We investigated hepatic blood flow, O2 exchange and metabolism in porcine endotoxic shock (Control, n = 8; Endotoxin, n = 10) with administration of hydroxyethylstarch to maintain arterial pressure (MAP)>60 mmHg. Before and 12, 18 and 24 h after starting continuous i.v. endotoxin we measured portal venous and hepatic arterial blood flow, intracapillary haemoglobin O2 saturation (Hb-O2%) of the liver surface and arterial, portal and hepatic venous lactate, pyruvate, glycerol and alanine concentrations. Glucose production rate was derived from the plasma isotope enrichment during infusion of [6,6-2H2]-glucose. Despite a sustained 50% increase in cardiac output endotoxin caused a progressive, significant fall in MAP. Liver blood flow significantly increased, but endotoxin affected neither hepatic O2 delivery and uptake nor mean intracapillary Hb-O2% and Hb-O2% frequency distributions. Endotoxin nearly doubled endogenous glucose production rate while hepatic lactate, alanine and glycerol uptake rates progressively decreased significantly. The lactate uptake rate even became negative (P<0.05 vs Control). Endotoxin caused portal and hepatic venous pH to fall significantly concomitant with significantly increased arterial, portal and hepatic venous lactate/pyruvate ratios. During endotoxic shock increased cardiac output achieved by colloid infusion maintained elevated liver blood flow and thereby macro- and microcirculatory O2 supply. Glucose production rate nearly doubled with complete dissociation of hepatic uptake of glucogenic precursors and glucose release. Despite well-preserved capillary oxygenation increased lactate/pyruvate ratios reflecting impaired cytosolic redox state suggested deranged liver energy balance, possibly due to the O2 requirements of gluconeogenesis.
我们研究了猪内毒素休克(对照组,n = 8;内毒素组,n = 10)时的肝血流、氧交换和代谢情况,通过给予羟乙基淀粉维持动脉压(平均动脉压,MAP)>60 mmHg。在持续静脉输注内毒素开始前以及开始后12、18和24小时,我们测量了门静脉和肝动脉血流、肝表面毛细血管内血红蛋白氧饱和度(Hb - O2%)以及动脉、门静脉和肝静脉中的乳酸、丙酮酸、甘油和丙氨酸浓度。葡萄糖生成率通过输注[6,6 - 2H2]-葡萄糖期间血浆同位素富集情况得出。尽管心输出量持续增加50%,但内毒素导致MAP逐渐显著下降。

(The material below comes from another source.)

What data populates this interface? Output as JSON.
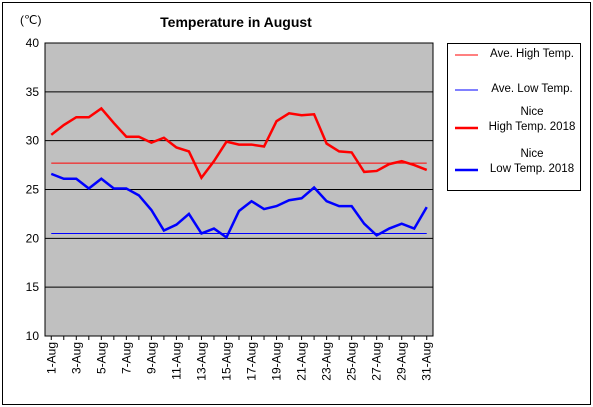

肝血流显著增加,但内毒素对肝脏的氧输送和摄取、平均毛细血管内Hb - O2%以及Hb - O2%频率分布均无影响。内毒素使内源性葡萄糖生成率几乎翻倍,而肝脏对乳酸、丙氨酸和甘油的摄取率则逐渐显著降低。乳酸摄取率甚至变为负值(与对照组相比,P<0.05)。内毒素导致门静脉和肝静脉pH显著下降,同时动脉、门静脉和肝静脉中乳酸/丙酮酸比值显著升高。在内毒素休克期间,通过胶体输注实现的心输出量增加维持了肝血流升高,从而保证了宏观和微观循环的氧供应。葡萄糖生成率几乎翻倍,同时肝脏对生糖前体的摄取与葡萄糖释放完全解离。尽管毛细血管氧合良好,但反映胞质氧化还原状态受损的乳酸/丙酮酸比值升高提示肝脏能量平衡紊乱,这可能是由于糖异生的氧需求所致。